L’Officina Farmaceutica del Bambino Gesù ha infatti completato la preparazione delle cellule per un adolescente affetto dalla stessa malattia, la leucemia linfoblastica acuta, mentre è in corso la preparazione di CAR-T anche per una bambina affetta da neuroblastoma, il tumore solido più frequente dell’età pediatrica. L’approccio adottato dai ricercatori differisce parzialmente da quello nord-americano. Diversa è la piattaforma virale utilizzata per realizzare il percorso di modificazione genetica. Diversa è la sequenza genica realizzata, che prevede anche l’inserimento della Caspasi 9 Inducibile (iC9), una sorta di gene “suicida” attivabile in caso di eventi avversi, in grado di bloccare l’azione dei linfociti modificati.
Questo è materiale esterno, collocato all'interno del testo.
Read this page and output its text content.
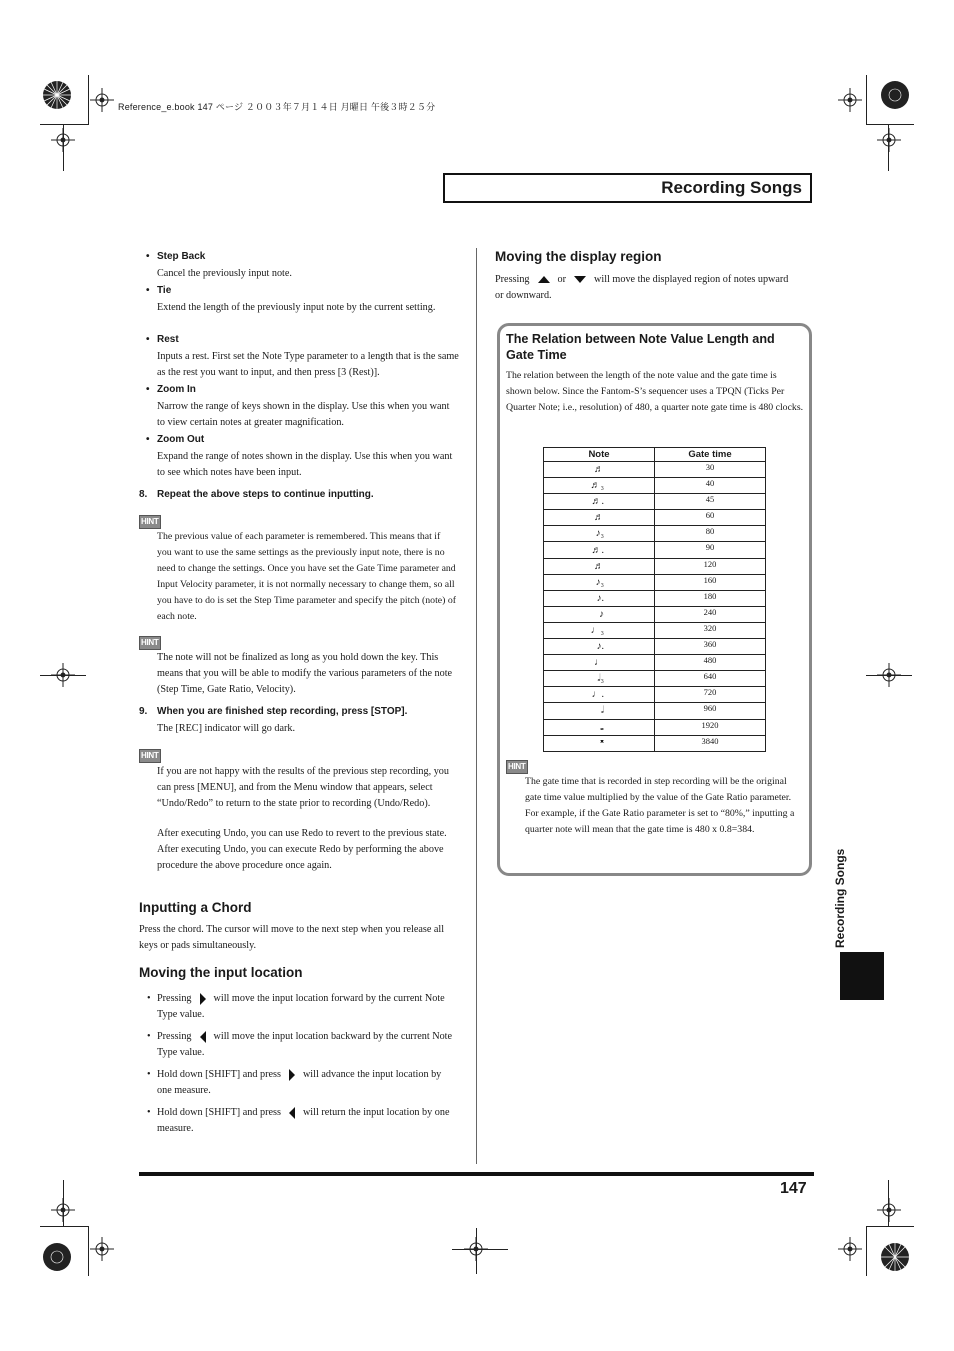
Reference_e.book 147 ページ ２００３年７月１４日 月曜日 午後３時２５分
Recording Songs
• Step Back
Cancel the previously input note.
• Tie
Extend the length of the previously input note by the current setting.
• Rest
Inputs a rest. First set the Note Type parameter to a length that is the same as the rest you want to input, and then press [3 (Rest)].
• Zoom In
Narrow the range of keys shown in the display. Use this when you want to view certain notes at greater magnification.
• Zoom Out
Expand the range of notes shown in the display. Use this when you want to see which notes have been input.
8. Repeat the above steps to continue inputting.
HINT
The previous value of each parameter is remembered. This means that if you want to use the same settings as the previously input note, there is no need to change the settings. Once you have set the Gate Time parameter and Input Velocity parameter, it is not normally necessary to change them, so all you have to do is set the Step Time parameter and specify the pitch (note) of each note.
HINT
The note will not be finalized as long as you hold down the key. This means that you will be able to modify the various parameters of the note (Step Time, Gate Ratio, Velocity).
9. When you are finished step recording, press [STOP].
The [REC] indicator will go dark.
HINT
If you are not happy with the results of the previous step recording, you can press [MENU], and from the Menu window that appears, select “Undo/Redo” to return to the state prior to recording (Undo/Redo).
After executing Undo, you can use Redo to revert to the previous state. After executing Undo, you can execute Redo by performing the above procedure the above procedure once again.
Inputting a Chord
Press the chord. The cursor will move to the next step when you release all keys or pads simultaneously.
Moving the input location
• Pressing will move the input location forward by the current Note Type value.
• Pressing will move the input location backward by the current Note Type value.
• Hold down [SHIFT] and press will advance the input location by one measure.
• Hold down [SHIFT] and press will return the input location by one measure.
Moving the display region
Pressing	or	will move the displayed region of notes upward or downward.
The Relation between Note Value Length and Gate Time
The relation between the length of the note value and the gate time is shown below. Since the Fantom-S’s sequencer uses a TPQN (Ticks Per Quarter Note; i.e., resolution) of 480, a quarter note gate time is 480 clocks.
Note	Gate time
♬	30
♬₃	40
♬.	45
♬	60
♪₃	80
♬.	90
♬	120
♪₃	160
♪.	180
♪	240
♩₃	320
♪.	360
♩	480
𝅗𝅥₃	640
♩.	720
𝅗𝅥	960
𝅝	1920
𝄺	3840
HINT
The gate time that is recorded in step recording will be the original gate time value multiplied by the value of the Gate Ratio parameter. For example, if the Gate Ratio parameter is set to “80%,” inputting a quarter note will mean that the gate time is 480 x 0.8=384.
147
Recording Songs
E’ cioè una misura ulteriore di sicurezza per fronteggiare i possibili effetti collaterali che possono derivare da queste terapie innovative. Diversa, infine, è la natura della sperimentazione: è uno studio tutto italiano dedicato a quest’approccio ed il processo di manipolazione genetica e la produzione del costrutto originale realizzato per l’infusione – un vero e proprio farmaco biologico – avvengono interamente all’interno dell’Officina Farmaceutica (Cell Factory) del Bambino Gesù a San Paolo.

Una “pietra miliare nel campo della medicina di precisione”, che apre la strada a risultati analoghi anche nel campo delle malattie genetiche. Questo rappresenta l’innovativa terapia genica che utilizza cellule “riprogrammate” contro il tumore secondo Bruno Dallapiccola, direttore scientifico dell’Ospedale Pediatrico Bambino Gesù, dove con tale tecnica è stato trattato il primo paziente italiano, un bimbo leucemico di 4 anni.

“Una pietra miliare nel campo della medicina di precisione in ambito onco-ematologico. Le terapie cellulari con cellule geneticamente modificate – spiega Dallapiccola – ci portano infatti nel merito della medicina personalizzata, capace di rispondere con le sue tecniche alle caratteristiche biologiche specifiche dei singoli pazienti e di correggere i difetti molecolari alla base di alcune malattie. E’ la nuova strategia per debellare malattie per le quali per anni non siamo riusciti a ottenere risultati soddisfacenti“. Un settore di avanguardia, sottolinea, “nel quale l’Ospedale non poteva non essere impegnato. Siamo riusciti in tempi record a creare un’Officina Farmaceutica, a farla funzionare, a certificarla e ad andare in produzione”.

Ed il risultato incoraggiante di oggi in campo oncoematologico, con la riprogrammazione delle cellule del paziente orientate contro il bersaglio tumorale, afferma, “ci fa essere fiduciosi di avere a breve risultati analoghi nel campo delle malattie genetiche, come la talassemia, l’atrofia muscolare spinale o la leucodistrofia”. Anche per Franco Locatelli, direttore del dipartimento di Onco-Ematologia Pediatrica, Terapia Cellulare e Genica dell’Ospedale, “l’infusione di linfociti geneticamente modificati per essere reindirizzati con precisione verso il bersaglio tumorale rappresenta un approccio innovativo alla cura delle neoplasie e carico di prospettive incoraggianti. Certamente però – avverte – siamo in una fase ancora preliminare, che ci obbliga ad esprimerci con cautela”. A livello internazionale, ricorda, “sono già avviate importanti sperimentazioni da parte di industrie farmaceutiche. Ci conforta poter contribuire allo sviluppo di queste terapie anche nel nostro Paese e immaginare di avere a disposizione un’arma in più a vantaggio di quei pazienti che hanno fallito i trattamenti convenzionali o che per varie ragioni non possono avere accesso al trapianto”.